Among the other non-energy ETFs that made the 1st half honor roll:

  • SPDR S&P Retail ETF (XRT) - It's "only" the 12th best-performing non-leveraged ETF of 2021 so far with a return of 51%, but it's also been the best recovery play this year. Retail as a whole has been a mixed bag throughout the pandemic - online retail has surged, while old brick & mortar has struggled - but trillions of dollars of government stimulus payments combined with a readily available vaccine and a return to pre-pandemic shopping habits has pushed retail back into the lead.
  • Loncar China BioPharma ETF (CHNA) - This fund caught a double dose of good luck. China was the first country to largely emerge from the COVID shutdowns and the race for a coronavirus vaccine put biotechs front and center. Not all China or biotech ETFs have done well this year, but this equal-weighted portfolio of just over 50 names managed to hit the right note.
  • Amplify Seymour Cannabis ETF (CNBS) - The narrative here is pretty simple to explain. As states continue to win over voters in their push towards legalization and decriminalization of cannabis for both recreational and medical purposes, the forecasted growth rates in this industry grows ever higher. There's still a lot of volatility in this space, but the beginning of a potential M&A cycle in this sector adds to the potential upside.

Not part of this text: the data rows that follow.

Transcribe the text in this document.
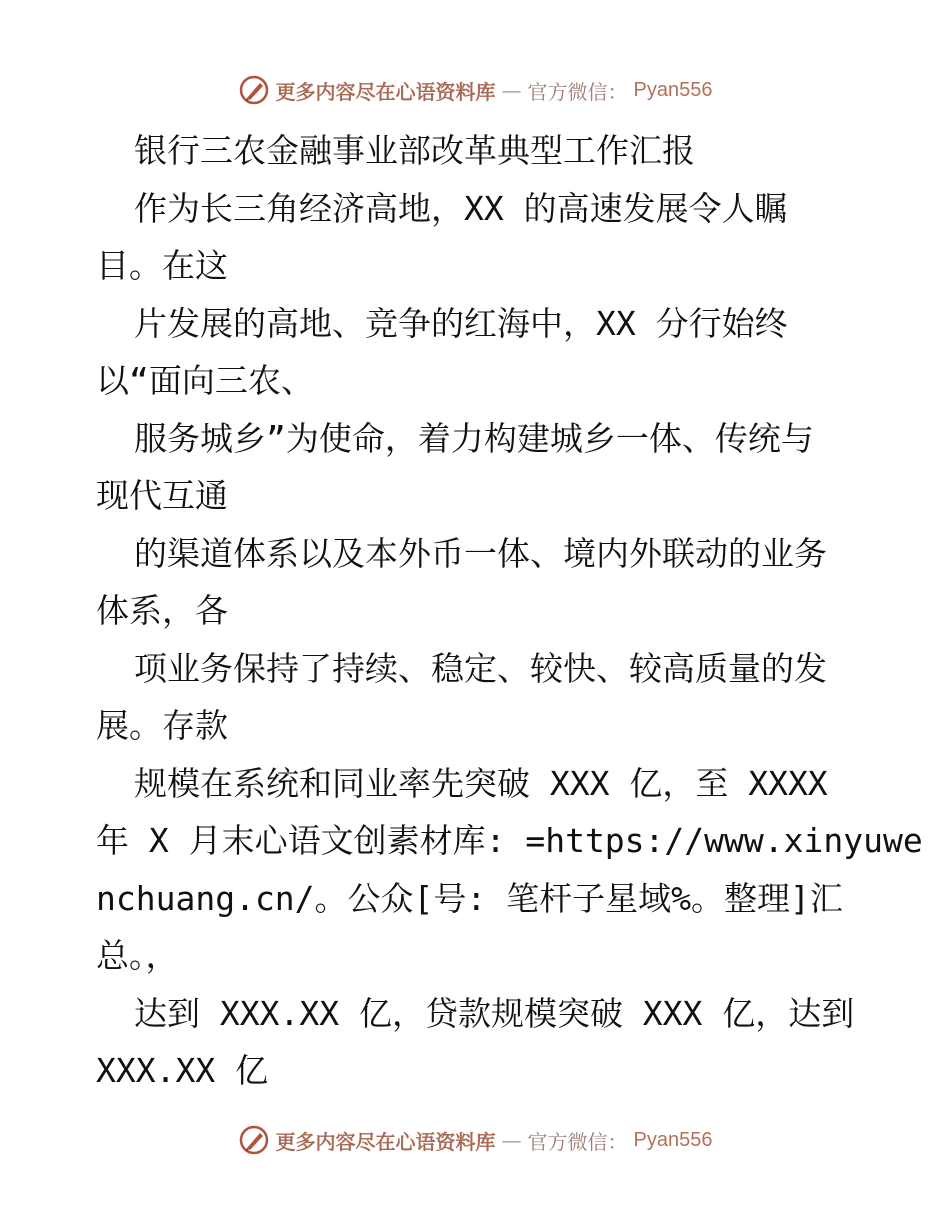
更多内容尽在心语资料库 — 官方微信： Pyan556
银行三农金融事业部改革典型工作汇报
作为长三角经济高地，XX 的高速发展令人瞩
目。在这
片发展的高地、竞争的红海中，XX 分行始终
以“面向三农、
服务城乡”为使命，着力构建城乡一体、传统与
现代互通
的渠道体系以及本外币一体、境内外联动的业务
体系，各
项业务保持了持续、稳定、较快、较高质量的发
展。存款
规模在系统和同业率先突破 XXX 亿，至 XXXX
年 X 月末心语文创素材库: =https://www.xinyuwe
nchuang.cn/。公众[号: 笔杆子星域%。整理]汇
总。，
达到 XXX.XX 亿，贷款规模突破 XXX 亿，达到
XXX.XX 亿
更多内容尽在心语资料库 — 官方微信： Pyan556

  • Invesco S&P SmallCap 600 Revenue ETF (RWJ) and Invesco S&P SmallCap Value with Momentum ETF (XSVM) - Small-caps were also volatile in the 1st half, but those positioned in the right areas of the market did especially well. Value stocks, in general, have outperformed their growth counterparts this year, although performance has been choppy. Value stocks effectively became momentum stocks during the post-COVID rebound, so the combination of those themes became more concentrated. The revenue-weighting methodology used by RWJ also tended to favor more mature value-oriented companies.